The RFQs for the IDPOs (RFQ SPM7M1-08-U-J179 and SPM7L4-09-U-A006) include a standard clause specifying that the vendor will deliver any quantities ordered during the term of the IDPO, up to a maximum total of $100,000 for all orders.
 Unlike the other protests here, this RFQ listed six manufacturers of the required filter. RFQ SPM7M3-08-T-K838 at 2.
 Historical pricing information contained in this RFQ indicates that DLA purchased 168 units of this filter on July 24, 2008, and also indicates that between September 3 and September 10, DLA issued four more orders, to purchase a total of 36 additional filters. Over that 1-week period in September, the per-filter prices ranged from $167.02 to $253.67, and three of the orders were placed on three consecutive days. RFQ SPM7L4‑09‑U‑A006 at 7. Furthermore, as discussed further below, DLA acknowledges that it issued the IDPO under this RFQ on November 12, 2008, and immediately placed an order for 469 filters, followed by a second order for 159 more filters on December 4, which together effectively reached the $100,000 maximum. Letter from DLA to GAO, Jan. 13, 2009, at 2 and exhs. 4, 5, 9.
 DLA has not argued that it is relying on its authority to establish approved sources, see 10 U.S.C. sect. 2319, but rather relies on its authority to solicit brand-name items only. Agency Report (AR) at 3. In addition, with respect to the largest-valued RFQ (RFQ SPM7L4‑09‑U‑A006), DLA has advised our Office that the “Test Program for Certain Commercial Items," FAR Subpart 13.5, is not applicable. Letter from DLA to GAO, Jan. 13, 2009, at 2 n.3.
 DLA defines a critical application item as “an item essential to weapon system performance or operation, or the preservation of life or safety, or safety of operating personnel, as determined by the military services." AR at 2.
 This is also referred to in the DLA Federal Logistics Information System (FLIS) Procedure Manual as the “Acquisition Method Suffix Code." AR, Tab 16, Excerpt from DLA FLIS Procedure Manual (Oct. 2008 edition), vol. 10, at 10.3‑225.
 In B-400751 (challenging RFQ SPM7L4-09-U-A006), DLA is considering CPF’s request for a filter so that the firm can attempt reverse engineering of the filter, but no final decision on the request has been reached under DLA’s replenishment parts purchase or borrow program. AR at 10; AR, Tab 20, Declaration of DLA Bailment Officer, at 3-4.
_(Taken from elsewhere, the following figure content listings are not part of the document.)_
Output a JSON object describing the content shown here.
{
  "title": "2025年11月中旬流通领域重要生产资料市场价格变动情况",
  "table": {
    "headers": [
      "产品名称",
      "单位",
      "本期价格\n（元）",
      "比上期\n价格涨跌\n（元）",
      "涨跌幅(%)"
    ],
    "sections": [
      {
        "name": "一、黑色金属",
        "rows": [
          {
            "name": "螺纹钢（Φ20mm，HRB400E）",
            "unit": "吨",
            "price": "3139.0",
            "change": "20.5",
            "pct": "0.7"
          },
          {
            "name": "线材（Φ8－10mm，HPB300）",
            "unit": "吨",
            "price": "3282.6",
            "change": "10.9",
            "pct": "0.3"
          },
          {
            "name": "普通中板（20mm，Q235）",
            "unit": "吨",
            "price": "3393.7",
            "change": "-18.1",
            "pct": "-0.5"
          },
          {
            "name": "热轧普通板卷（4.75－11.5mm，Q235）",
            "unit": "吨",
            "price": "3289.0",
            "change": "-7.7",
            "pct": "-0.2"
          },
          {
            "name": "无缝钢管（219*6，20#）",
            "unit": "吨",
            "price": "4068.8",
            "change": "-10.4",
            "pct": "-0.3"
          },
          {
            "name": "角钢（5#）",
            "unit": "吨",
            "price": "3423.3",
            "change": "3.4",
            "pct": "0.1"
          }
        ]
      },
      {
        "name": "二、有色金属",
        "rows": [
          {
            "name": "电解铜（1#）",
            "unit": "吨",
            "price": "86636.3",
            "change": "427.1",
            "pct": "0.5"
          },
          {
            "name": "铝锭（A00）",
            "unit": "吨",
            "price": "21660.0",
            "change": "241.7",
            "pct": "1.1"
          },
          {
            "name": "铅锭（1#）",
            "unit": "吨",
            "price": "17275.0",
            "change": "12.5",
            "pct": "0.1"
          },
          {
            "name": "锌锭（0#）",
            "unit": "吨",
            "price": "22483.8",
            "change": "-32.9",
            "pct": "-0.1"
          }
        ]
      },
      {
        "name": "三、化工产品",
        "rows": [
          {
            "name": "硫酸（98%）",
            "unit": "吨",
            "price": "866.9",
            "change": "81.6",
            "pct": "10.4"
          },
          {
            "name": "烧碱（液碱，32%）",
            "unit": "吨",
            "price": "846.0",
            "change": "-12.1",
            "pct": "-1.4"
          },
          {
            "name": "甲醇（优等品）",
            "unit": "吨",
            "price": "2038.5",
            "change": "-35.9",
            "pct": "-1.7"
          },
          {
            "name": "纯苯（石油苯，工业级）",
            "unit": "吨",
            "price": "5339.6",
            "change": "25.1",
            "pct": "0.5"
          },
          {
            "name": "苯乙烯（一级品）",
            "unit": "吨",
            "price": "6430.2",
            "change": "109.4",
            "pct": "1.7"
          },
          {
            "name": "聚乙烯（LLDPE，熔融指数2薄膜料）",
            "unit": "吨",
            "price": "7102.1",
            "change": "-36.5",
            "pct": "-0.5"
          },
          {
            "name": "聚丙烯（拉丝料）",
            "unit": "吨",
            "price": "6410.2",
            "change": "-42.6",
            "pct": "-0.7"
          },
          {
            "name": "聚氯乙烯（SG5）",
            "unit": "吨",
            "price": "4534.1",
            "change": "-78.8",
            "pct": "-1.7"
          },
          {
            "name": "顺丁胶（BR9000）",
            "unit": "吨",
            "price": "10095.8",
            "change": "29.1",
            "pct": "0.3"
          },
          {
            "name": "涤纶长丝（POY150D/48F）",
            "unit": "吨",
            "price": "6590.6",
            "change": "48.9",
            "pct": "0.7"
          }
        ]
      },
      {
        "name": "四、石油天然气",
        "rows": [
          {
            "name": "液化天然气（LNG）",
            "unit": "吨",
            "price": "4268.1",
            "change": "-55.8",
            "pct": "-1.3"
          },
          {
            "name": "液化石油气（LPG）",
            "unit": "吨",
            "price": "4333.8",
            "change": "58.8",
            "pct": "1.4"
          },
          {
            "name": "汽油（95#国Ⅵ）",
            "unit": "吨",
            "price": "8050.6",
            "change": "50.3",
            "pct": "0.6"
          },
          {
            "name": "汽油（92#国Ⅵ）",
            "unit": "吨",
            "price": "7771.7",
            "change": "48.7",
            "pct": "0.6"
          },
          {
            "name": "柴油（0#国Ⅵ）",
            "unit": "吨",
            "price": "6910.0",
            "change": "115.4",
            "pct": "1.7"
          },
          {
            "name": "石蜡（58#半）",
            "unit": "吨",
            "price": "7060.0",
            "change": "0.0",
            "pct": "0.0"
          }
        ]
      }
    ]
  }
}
 During the course of this protest, CPF has raised additional issues, none of which we conclude have merit. For example, CPF argues in general terms that the agency has improperly labeled these filters as critical application items. We think an agency’s determination of which items are critical for the maintenance of a weapons system, and which are not, is a matter largely committed to agency discretion. Pem All Fire Extinguisher Corp., B-231478, July 27, 1988, 88-2 CPD para. 95 at 2-3, recon. denied, B‑231478.2, Oct. 4, 1988, 88-2 CPD para. 313. In this respect, CPF has provided no basis for our Office to question the designation of these filters as critical application items.
 The guidance in DAG sect. 13.9002 does not address the question of what procedures are applicable where, as here, the purchase is expected to exceed $100,000. It merely provides, in relevant part, that “IDPOs apply indefinite delivery contract concepts under simplified acquisition procedures . . . . They are most appropriate for repetitive, low dollar value items . . . . The aggregate total dollar value of orders issued against an IDPO Basic Agreement shall not exceed $100,000 . . . ." Letter from DLA to GAO, Jan. 13, 2009, exh. 1 (DAG excerpt). In any event, we note that DAG sect. 13.9002 was not promulgated as a regulation.